La période de modulation s'apprécie sur l'année civile.
Elle pourra être appréciée sur une autre période, après consultation des représentants du personnel, s'ils existent.
(1) Il est établi pour chaque salarié un contrat de travail ou un avenant à celui-ci écrit et comportant les mentions suivantes :
- l'identité des 2 parties ;
- la date d'embauche ;
- le secteur géographique de travail ;
- la durée de la période d'essai ;
- la nature de l'emploi ;
- la qualification (l'intitulé et la catégorie de l'emploi) ;
- le coefficient professionnel ;
- les éléments de la rémunération et les modalités de calcul de la rémunération lissée ;
- la durée moyenne hebdomadaire de travail sur l'année ;
- la durée des congés payés ;
- la durée de préavis en cas de rupture du contrat de travail ;
- les conditions de la formation professionnelle ;
- les organismes de retraite complémentaire et de prévoyance ;
- la convention collective applicable et tenue à disposition du personnel.

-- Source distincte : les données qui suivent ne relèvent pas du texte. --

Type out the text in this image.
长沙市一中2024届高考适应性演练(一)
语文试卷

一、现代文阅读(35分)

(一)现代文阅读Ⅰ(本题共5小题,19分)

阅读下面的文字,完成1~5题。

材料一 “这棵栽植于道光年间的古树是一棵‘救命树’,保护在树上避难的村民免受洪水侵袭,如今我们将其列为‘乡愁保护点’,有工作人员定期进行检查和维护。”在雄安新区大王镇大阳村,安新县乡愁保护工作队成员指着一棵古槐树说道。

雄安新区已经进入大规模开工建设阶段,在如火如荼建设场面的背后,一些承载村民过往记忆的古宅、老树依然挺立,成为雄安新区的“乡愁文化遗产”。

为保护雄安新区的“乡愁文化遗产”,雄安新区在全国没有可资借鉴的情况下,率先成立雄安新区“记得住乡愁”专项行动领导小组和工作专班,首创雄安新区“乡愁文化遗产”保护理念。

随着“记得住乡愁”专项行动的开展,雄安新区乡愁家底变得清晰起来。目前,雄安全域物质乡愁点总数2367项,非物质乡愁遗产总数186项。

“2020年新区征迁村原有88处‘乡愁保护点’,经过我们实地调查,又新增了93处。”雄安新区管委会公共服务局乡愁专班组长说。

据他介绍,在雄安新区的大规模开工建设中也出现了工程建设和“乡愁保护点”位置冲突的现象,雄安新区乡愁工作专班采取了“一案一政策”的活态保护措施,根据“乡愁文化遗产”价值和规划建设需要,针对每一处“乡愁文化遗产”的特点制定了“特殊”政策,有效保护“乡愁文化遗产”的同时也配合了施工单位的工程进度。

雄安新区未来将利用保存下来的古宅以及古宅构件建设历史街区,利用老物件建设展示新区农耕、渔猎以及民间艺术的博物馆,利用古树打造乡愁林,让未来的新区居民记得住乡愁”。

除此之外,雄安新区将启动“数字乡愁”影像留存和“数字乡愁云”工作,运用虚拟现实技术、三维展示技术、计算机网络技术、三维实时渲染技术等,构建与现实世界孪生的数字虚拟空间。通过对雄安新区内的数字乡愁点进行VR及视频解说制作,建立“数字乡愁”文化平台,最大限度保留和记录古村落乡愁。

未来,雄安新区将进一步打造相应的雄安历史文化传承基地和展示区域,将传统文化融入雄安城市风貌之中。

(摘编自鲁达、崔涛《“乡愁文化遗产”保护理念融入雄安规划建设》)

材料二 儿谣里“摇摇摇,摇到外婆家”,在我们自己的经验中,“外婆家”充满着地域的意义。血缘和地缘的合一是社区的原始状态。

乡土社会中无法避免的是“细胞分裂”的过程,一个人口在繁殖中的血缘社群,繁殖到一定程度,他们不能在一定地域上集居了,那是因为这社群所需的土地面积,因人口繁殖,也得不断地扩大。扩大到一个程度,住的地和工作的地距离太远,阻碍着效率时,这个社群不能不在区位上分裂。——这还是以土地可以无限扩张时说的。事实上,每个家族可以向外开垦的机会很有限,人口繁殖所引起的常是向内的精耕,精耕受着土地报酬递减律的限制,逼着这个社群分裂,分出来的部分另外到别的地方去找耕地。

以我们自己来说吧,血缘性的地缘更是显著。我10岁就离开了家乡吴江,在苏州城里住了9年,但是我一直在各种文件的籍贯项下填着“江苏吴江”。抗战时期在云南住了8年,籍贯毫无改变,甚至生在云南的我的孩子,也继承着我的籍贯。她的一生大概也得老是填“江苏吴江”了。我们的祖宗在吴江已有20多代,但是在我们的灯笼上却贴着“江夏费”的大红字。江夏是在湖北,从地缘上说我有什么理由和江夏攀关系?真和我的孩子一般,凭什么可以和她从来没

(1) Article étendu sous réserve de l'application des dispositions de l'article L. 122-3-2 du code du travail et de l'article L. 122-4 dudit code, telles qu'interprétées par la jurisprudence de la Cour de cassation (Cass. Soc., arrêt n° 4024 du 24 octobre 1997, pourvoi n° 94-45.275 et Cass. Soc. du 19 février 1997, Bull. civ. V n° 69), selon lesquelles la période d'essai se situe au début de l'exécution du contrat et doit être fixée dès l'engagement du salarié en contrat à durée indéterminée (arrêté du 18 décembre 2006, art. 1er).
Les heures de travail effectif au-delà de 35 heures, dans la limite supérieure de la modulation qui a été retenue, ne sont pas considérées comme heures supplémentaires.
Elles ne supportent pas les majorations légales prévues par le 1
er alinéa de l'article L. 212-5 du code du travail, ni le repos compensateur prévu par l'article L. 212-5-1 du code du travail.
Les heures effectuées au-delà de la limite supérieure de la modulation (40 heures) qui a été retenue sont des heures supplémentaires et doivent être traitées comme telles. Elles donnent lieu soit à un paiement majoré avec le salaire du mois considéré, soit à un repos compensateur équivalent pris dans les 2 mois en application de l'article L. 212-5 du code du travail.
Compte tenu de la fluctuation des horaires qui implique des écarts positifs ou négatifs par rapport à l'horaire moyen défini à l'article 8 du présent accord, un compte de compensation est institué pour chaque salarié.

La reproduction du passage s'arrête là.